Thursday, October 20, 2016

The First Opinion To Discuss the PCAST Report

In United States v. Chester, No. 13 CR 00774 (N.D. Ill. Oct. 7, 2016), a federal district court denied “defendants’ second joint renewed motion to exclude expert testimony regarding firearm toolmark analysis.” Normally, yet another federal district court opinion admitting testimony of a positive association in toolmarks would not be newsworthy. But this trial court decision came in response to a recent report from the President’s Council of Advisors on Science and Technology (PCAST). This report, Forensic Science in Criminal Courts: Ensuring Scientific Validity of Feature-Comparison Methods, argues that source-attribution testimony for bullet markings has not been demonstrated to possess scientific validity. 1/ Thus, Forensic Magazine ran this headline: “Firearms Evidence Allowed in Chicago Hobos Gang Trial—Despite PCAST Argument.” 2/ So what is PCAST's analysis, and how did the court overcome it?

PCAST expressed concern that the
“Theory of Identification as it Relates to Toolmarks”—which defines the criteria for making an identification—is circular. The “theory” states that an examiner may conclude that two items have a common origin if their marks are in sufficient agreement,” where “sufficient agreement” is defined as the examiner being convinced that the items are extremely unlikely to have a different origin. In addition, the “theory” explicitly states that conclusions are subjective (p. 104).
The court did not dispute the absence of a standardized procedure with well-defined judgmental criteria for source attribution. Rather, it maintained that the very scientific literature cited by PCAST does not contradict a previous ruling in the case that the judgments of firearms examiners amount to the kind of “scientific knowledge” necessary to admit scientific evidence under the Supreme Court's opinion in Daubert v. Merrell Dow Pharmaceuticals, 509 U.S. 579 (1993). As discussed at length in many publications (and occasionally in depth), Justice Blackmun's opinion in Daubert articulates a loose, multifactor standard for ascertaining the scientific soundness of proposed testimony, 3/ and the district court had examined the “Daubert factors.” in its first ruling. This time, it limited its analysis to “error rates.” Judge John J. Tharp, Jr., wrote that:
As such, the report does not dispute the accuracy or acceptance of firearm toolmark analysis within the courts. Rather, the report laments the lack of scientifically rigorous “blackbox” studies needed to demonstrate the reproducibility of results, which is critical to cementing the accuracy of the method. Id. at 11. The report gives detailed explanations of how such studies should be conducted in the future, and the Court hopes researchers will in fact conduct such studies. See id. at 106. However, PCAST did find one scientific study that met its requirements (in addition to a number of other studies with less predictive power as a result of their designs). That study, the “Ames Laboratory study,” found that toolmark analysis has a false positive rate between 1 in 66 and 1 in 46. Id. at 110. The next most reliable study, the “Miami-Dade Study” found a false positive rate between 1 in 49 and 1 in 21. Thus, the defendants’ submission places the error rate at roughly 2%. 3 The Court finds that this is a sufficiently low error rate to weigh in favor of allowing expert testimony. See Daubert v. Merrell Dow Pharms., 509 U.S. 579, 594 (1993) (“the court ordinarily should consider the known or potential rate of error”); United States v. Ashburn, 88 F. Supp. 3d 239, 246 (E.D.N.Y. 2015) (finding error rates between 0.9 and 1.5% to favor admission of expert testimony); United States v. Otero, 849 F. Supp. 2d 425, 434 (D.N.J. 2012) (error rate that “hovered around 1 to 2%” was “low” and supported admitting expert testimony). The other factors remain unchanged from this Court’s earlier ruling on toolmark analysis. See ECF No. 781.

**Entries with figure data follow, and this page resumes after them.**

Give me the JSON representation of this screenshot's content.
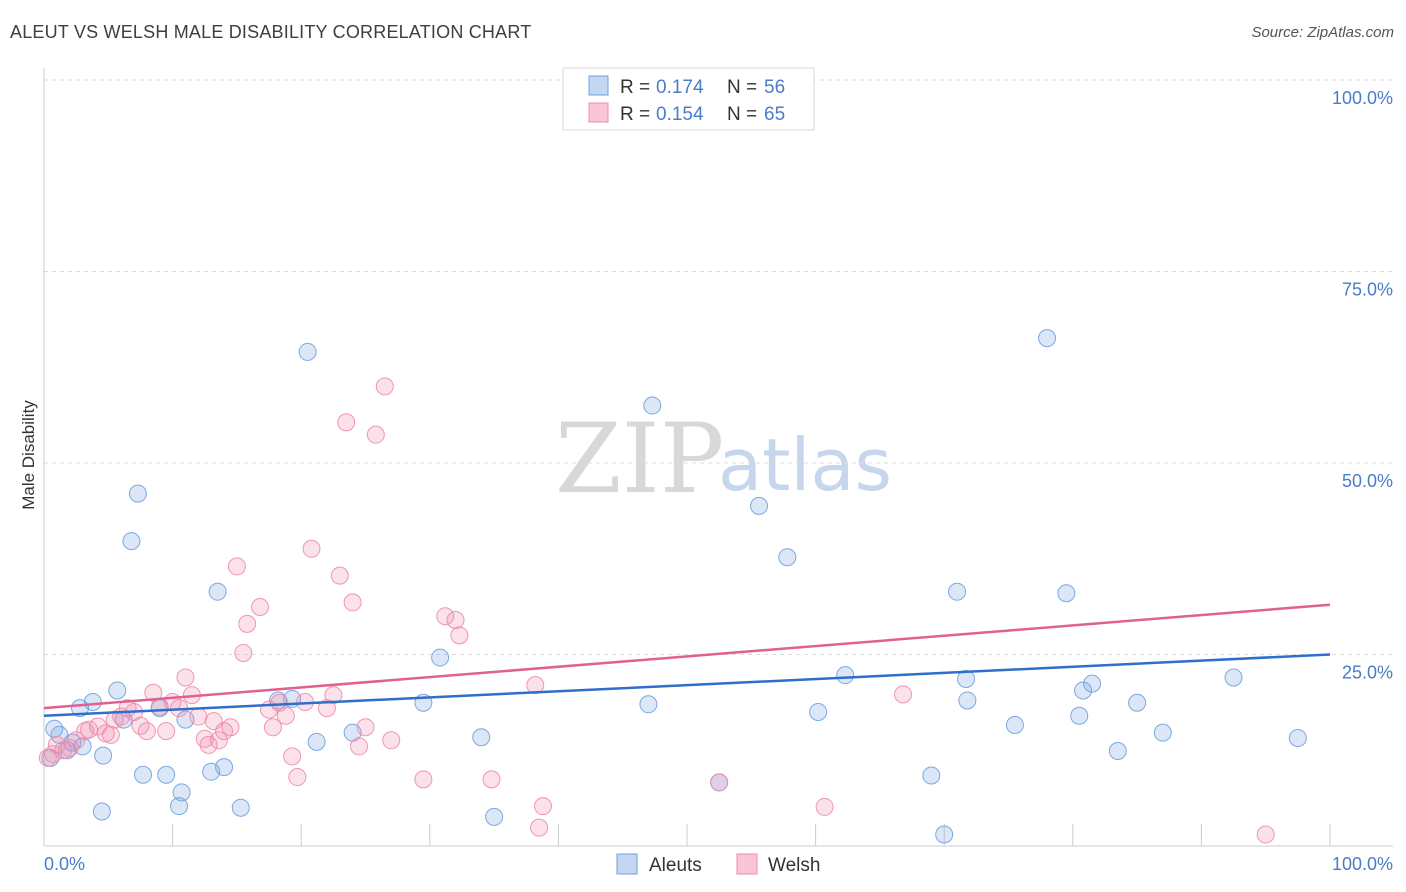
{
  "title": "ALEUT VS WELSH MALE DISABILITY CORRELATION CHART",
  "source": "Source: ZipAtlas.com",
  "watermark": {
    "zip": "ZIP",
    "atlas": "atlas"
  },
  "chart_data": {
    "type": "scatter",
    "title": "ALEUT VS WELSH MALE DISABILITY CORRELATION CHART",
    "ylabel": "Male Disability",
    "xlabel": "",
    "xlim": [
      0,
      100
    ],
    "ylim": [
      0,
      100
    ],
    "x_tick_labels": {
      "left": "0.0%",
      "right": "100.0%"
    },
    "y_ticks": [
      {
        "value": 100,
        "label": "100.0%"
      },
      {
        "value": 75,
        "label": "75.0%"
      },
      {
        "value": 50,
        "label": "50.0%"
      },
      {
        "value": 25,
        "label": "25.0%"
      }
    ],
    "grid": true,
    "legend_position": "top-center",
    "series": [
      {
        "name": "Aleuts",
        "color": "#6fa0e0",
        "line_color": "#2f6fcc",
        "r_label": "R =",
        "r_value": "0.174",
        "n_label": "N =",
        "n_value": "56",
        "trend": {
          "x": [
            0,
            100
          ],
          "y": [
            17.0,
            25.0
          ]
        },
        "points": [
          [
            0.5,
            11.5
          ],
          [
            0.8,
            15.3
          ],
          [
            1.2,
            14.5
          ],
          [
            1.8,
            12.5
          ],
          [
            2.2,
            13.5
          ],
          [
            3.0,
            13.0
          ],
          [
            2.8,
            18.0
          ],
          [
            3.8,
            18.8
          ],
          [
            4.6,
            11.8
          ],
          [
            4.5,
            4.5
          ],
          [
            5.7,
            20.3
          ],
          [
            6.2,
            16.5
          ],
          [
            6.8,
            39.8
          ],
          [
            7.3,
            46.0
          ],
          [
            7.7,
            9.3
          ],
          [
            9.0,
            18.0
          ],
          [
            9.5,
            9.3
          ],
          [
            10.5,
            5.2
          ],
          [
            10.7,
            7.0
          ],
          [
            11.0,
            16.5
          ],
          [
            13.0,
            9.7
          ],
          [
            13.5,
            33.2
          ],
          [
            14.0,
            10.3
          ],
          [
            15.3,
            5.0
          ],
          [
            18.2,
            19.0
          ],
          [
            19.3,
            19.2
          ],
          [
            20.5,
            64.5
          ],
          [
            21.2,
            13.6
          ],
          [
            24.0,
            14.8
          ],
          [
            29.5,
            18.7
          ],
          [
            30.8,
            24.6
          ],
          [
            34.0,
            14.2
          ],
          [
            35.0,
            3.8
          ],
          [
            47.0,
            18.5
          ],
          [
            47.3,
            57.5
          ],
          [
            52.5,
            8.3
          ],
          [
            55.6,
            44.4
          ],
          [
            57.8,
            37.7
          ],
          [
            60.2,
            17.5
          ],
          [
            62.3,
            22.3
          ],
          [
            69.0,
            9.2
          ],
          [
            70.0,
            1.5
          ],
          [
            71.0,
            33.2
          ],
          [
            71.7,
            21.8
          ],
          [
            71.8,
            19.0
          ],
          [
            75.5,
            15.8
          ],
          [
            78.0,
            66.3
          ],
          [
            79.5,
            33.0
          ],
          [
            80.5,
            17.0
          ],
          [
            80.8,
            20.3
          ],
          [
            81.5,
            21.2
          ],
          [
            83.5,
            12.4
          ],
          [
            85.0,
            18.7
          ],
          [
            87.0,
            14.8
          ],
          [
            92.5,
            22.0
          ],
          [
            97.5,
            14.1
          ]
        ]
      },
      {
        "name": "Welsh",
        "color": "#f08bab",
        "line_color": "#e06090",
        "r_label": "R =",
        "r_value": "0.154",
        "n_label": "N =",
        "n_value": "65",
        "trend": {
          "x": [
            0,
            100
          ],
          "y": [
            18.0,
            31.5
          ]
        },
        "points": [
          [
            0.3,
            11.5
          ],
          [
            0.7,
            12.0
          ],
          [
            1.0,
            13.2
          ],
          [
            1.5,
            12.5
          ],
          [
            2.0,
            12.8
          ],
          [
            2.5,
            13.8
          ],
          [
            3.2,
            15.0
          ],
          [
            3.5,
            15.2
          ],
          [
            4.2,
            15.6
          ],
          [
            4.8,
            14.7
          ],
          [
            5.2,
            14.5
          ],
          [
            5.5,
            16.5
          ],
          [
            6.0,
            16.9
          ],
          [
            6.5,
            18.0
          ],
          [
            7.0,
            17.5
          ],
          [
            7.5,
            15.7
          ],
          [
            8.0,
            15.0
          ],
          [
            8.5,
            20.0
          ],
          [
            9.0,
            18.2
          ],
          [
            9.5,
            15.0
          ],
          [
            10.0,
            18.8
          ],
          [
            10.5,
            18.0
          ],
          [
            11.0,
            22.0
          ],
          [
            11.5,
            19.7
          ],
          [
            12.0,
            16.9
          ],
          [
            12.5,
            14.0
          ],
          [
            12.8,
            13.2
          ],
          [
            13.2,
            16.3
          ],
          [
            13.6,
            13.8
          ],
          [
            14.0,
            15.0
          ],
          [
            14.5,
            15.5
          ],
          [
            15.0,
            36.5
          ],
          [
            15.5,
            25.2
          ],
          [
            15.8,
            29.0
          ],
          [
            16.8,
            31.2
          ],
          [
            17.5,
            17.8
          ],
          [
            17.8,
            15.5
          ],
          [
            18.3,
            18.7
          ],
          [
            18.8,
            17.0
          ],
          [
            19.3,
            11.7
          ],
          [
            19.7,
            9.0
          ],
          [
            20.3,
            18.8
          ],
          [
            20.8,
            38.8
          ],
          [
            22.0,
            18.0
          ],
          [
            22.5,
            19.7
          ],
          [
            23.0,
            35.3
          ],
          [
            23.5,
            55.3
          ],
          [
            24.0,
            31.8
          ],
          [
            24.5,
            13.0
          ],
          [
            25.0,
            15.5
          ],
          [
            25.8,
            53.7
          ],
          [
            26.5,
            60.0
          ],
          [
            27.0,
            13.8
          ],
          [
            29.5,
            8.7
          ],
          [
            31.2,
            30.0
          ],
          [
            32.0,
            29.5
          ],
          [
            32.3,
            27.5
          ],
          [
            34.8,
            8.7
          ],
          [
            38.2,
            21.0
          ],
          [
            38.5,
            2.4
          ],
          [
            38.8,
            5.2
          ],
          [
            52.5,
            8.3
          ],
          [
            60.7,
            5.1
          ],
          [
            66.8,
            19.8
          ],
          [
            95.0,
            1.5
          ]
        ]
      }
    ]
  }
}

3. Because the experts will testify as to the likelihood that rounds were fired from the same firearm, the relevant error rate in this case is the false positive rate (that is, the likelihood that an expert’s testimony that two bullets were fired by the same source is in fact incorrect).
But is it true that “the report does not dispute the accuracy ... of firearm toolmark analysis within the courts”? The report claims that the accuracy of the statements that appear in court is not known with adequate precision. According to the authors, no convincing range for the risks of errors can be derived from the existing scientific literature. PCAST insists that “[b]ecause firearms analysis is at present a subjective feature-comparison method, its foundational validity can only be established through multiple independent black box studies ... .” 4/ PCAST is emphatic (some would say dogmatic) in insisting that “the sole way to establish foundational validity is through multiple independent ‘black-box’ studies that measure how often examiners reach accurate conclusions across many feature-comparison problems involving samples representative of the intended use. In the absence of such studies, a feature-comparison method cannot be considered scientifically valid” (pp. 66, 68).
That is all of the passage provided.